There’s no question that this cultural shift creates jobs. Lots of jobs. So it’s great for the economy, right?

Well, it depends on whose economy we’re talking about. In places like Healdsburg, where housing costs have skyrocketed, these jobs don’t pay the kind of wages that afford a cute little early-20th-century house on Matheson Street or a townhouse on the square in Windsor (if you can afford a car).

The servers and busers and kitchen workers and housekeepers and desk clerks in the restaurants and hotels are a huge part of this economy but may not be enjoying it as much as the owners and managers and chefs and the customers they serve.

It’s an age-old problem.

“The working poor.” That is such a sad phrase.

Change is a constant. We know that. Sometimes it comes with a jolt, like the discovery of gold or a world war. But it usually comes in such small measure that we don’t notice it until it gets too obvious to ignore. That’s when it becomes one of those cultural shifts in direction that alters the course of local history forever and always.

The small changes are part of a bigger picture and quickly become part of a hot topic, such as the one that arose in the 1970s, when the county’s population count was growing like Pinocchio’s nose.
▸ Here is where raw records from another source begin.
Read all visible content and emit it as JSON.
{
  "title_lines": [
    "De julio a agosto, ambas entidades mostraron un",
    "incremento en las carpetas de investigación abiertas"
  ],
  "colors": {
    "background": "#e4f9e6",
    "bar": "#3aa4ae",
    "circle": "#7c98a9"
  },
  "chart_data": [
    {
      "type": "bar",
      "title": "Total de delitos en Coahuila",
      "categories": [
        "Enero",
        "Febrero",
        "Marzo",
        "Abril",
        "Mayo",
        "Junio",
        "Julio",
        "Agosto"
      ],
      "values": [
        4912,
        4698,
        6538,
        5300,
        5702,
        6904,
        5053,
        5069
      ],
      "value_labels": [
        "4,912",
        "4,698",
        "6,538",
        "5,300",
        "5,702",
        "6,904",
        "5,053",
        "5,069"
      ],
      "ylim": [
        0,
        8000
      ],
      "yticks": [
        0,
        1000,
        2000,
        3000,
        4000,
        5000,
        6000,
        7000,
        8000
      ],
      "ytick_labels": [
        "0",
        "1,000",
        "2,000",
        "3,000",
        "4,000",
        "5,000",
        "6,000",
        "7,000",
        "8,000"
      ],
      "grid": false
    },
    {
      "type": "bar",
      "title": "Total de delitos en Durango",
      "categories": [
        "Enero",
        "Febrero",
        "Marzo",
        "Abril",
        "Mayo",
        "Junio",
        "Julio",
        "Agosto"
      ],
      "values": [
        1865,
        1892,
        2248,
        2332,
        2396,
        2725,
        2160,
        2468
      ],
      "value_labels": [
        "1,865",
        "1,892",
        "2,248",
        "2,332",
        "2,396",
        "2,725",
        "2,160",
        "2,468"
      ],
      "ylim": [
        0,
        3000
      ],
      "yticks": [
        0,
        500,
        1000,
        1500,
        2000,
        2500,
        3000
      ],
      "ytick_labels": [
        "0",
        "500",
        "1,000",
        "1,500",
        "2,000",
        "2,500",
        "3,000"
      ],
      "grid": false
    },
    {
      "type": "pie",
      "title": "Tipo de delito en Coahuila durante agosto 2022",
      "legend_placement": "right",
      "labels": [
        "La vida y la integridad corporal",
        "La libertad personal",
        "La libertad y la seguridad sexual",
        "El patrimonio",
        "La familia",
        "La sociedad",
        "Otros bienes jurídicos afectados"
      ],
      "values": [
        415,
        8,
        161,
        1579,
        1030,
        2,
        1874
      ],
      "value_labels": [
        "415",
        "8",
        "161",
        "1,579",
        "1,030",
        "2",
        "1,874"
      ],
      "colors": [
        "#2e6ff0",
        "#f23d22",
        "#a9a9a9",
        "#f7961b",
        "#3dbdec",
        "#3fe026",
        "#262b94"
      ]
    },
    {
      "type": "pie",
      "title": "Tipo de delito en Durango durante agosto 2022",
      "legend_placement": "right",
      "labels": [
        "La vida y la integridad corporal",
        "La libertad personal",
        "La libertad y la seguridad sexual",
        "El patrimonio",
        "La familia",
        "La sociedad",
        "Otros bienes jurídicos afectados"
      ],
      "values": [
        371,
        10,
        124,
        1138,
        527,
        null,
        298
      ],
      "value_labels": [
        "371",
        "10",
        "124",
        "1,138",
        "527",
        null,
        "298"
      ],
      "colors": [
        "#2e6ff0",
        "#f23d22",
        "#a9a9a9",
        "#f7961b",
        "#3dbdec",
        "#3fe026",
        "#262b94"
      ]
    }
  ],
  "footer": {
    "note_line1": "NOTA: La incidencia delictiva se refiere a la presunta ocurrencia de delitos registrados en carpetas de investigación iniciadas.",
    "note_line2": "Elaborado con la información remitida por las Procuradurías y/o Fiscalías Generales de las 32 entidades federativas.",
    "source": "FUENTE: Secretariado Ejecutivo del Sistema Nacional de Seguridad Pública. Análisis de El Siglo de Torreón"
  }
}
Growth became the overweening issue that defined the ’80s. That’s when we took Warm Springs Dam and the general plan and urban boundaries and widening the freeway and the first SMART projections and that same question of where people live - of gated communities and the right-to-farm and NIMBYism - and rolled them up in a ball of controversy that was labeled “growth.”

We began to pay attention. What came out of that bulge of “growth/no-growth” making its way through the python (to borrow an image from the boomers) were advances in activism and environmentalism. Today, Sonoma County can match its commitment to open space and protection with all comers.

And it worked. The runaway growth of the ’70s was slowed to a crawl, although there is a lingering perception that it is still rampant.

And it’s still working. Or at least that’s the image we project. Gov. Jerry Brown’s recent quote about the county’s stance - “They don’t want houses up there” - is pretty much dead-on. We still don’t want people to come and stay, but we certainly want them to come and go, leaving money behind.

Which brings us back to this new clump of issues, which is no longer growth, but tourism. It’s not a bad word in itself, but, like growth, it can become one if it goes out of control.

It’s hardly a shock that such a beautiful place as Sonoma County, situated on the northern flank of the most expensive city in the U.S. (yes, statistics will show that it’s San Francisco, not New York City), will draw tourists with money to spend.

How many is too many? The debate has begun.

In Napa County, supervisors and planning commissioners met for an eight-hour session March 10 to discuss how many more wineries should be allowed. A forum is planned on such issues as land use and water and traffic, all of which have a familiar sound here, west of the Mayacamas. Each new winery or tasting room here can expect to be protested. Some proposals, like food channel celebrity Guy Fieri’s, will be beaten back. Others, like the Dairyland Winery proposal between Santa Rosa and Sebastopol, are in the hopper.

Every new anything - wineries, tasting rooms, hotels, restaurants - will create more jobs as well as more questions.

The flipside of “working poor”? “Living wage.” That sounds like an answer but is sure to be debated as just one of those many, many issues that keep chipping away at us, on the way to yet another “cultural shift.”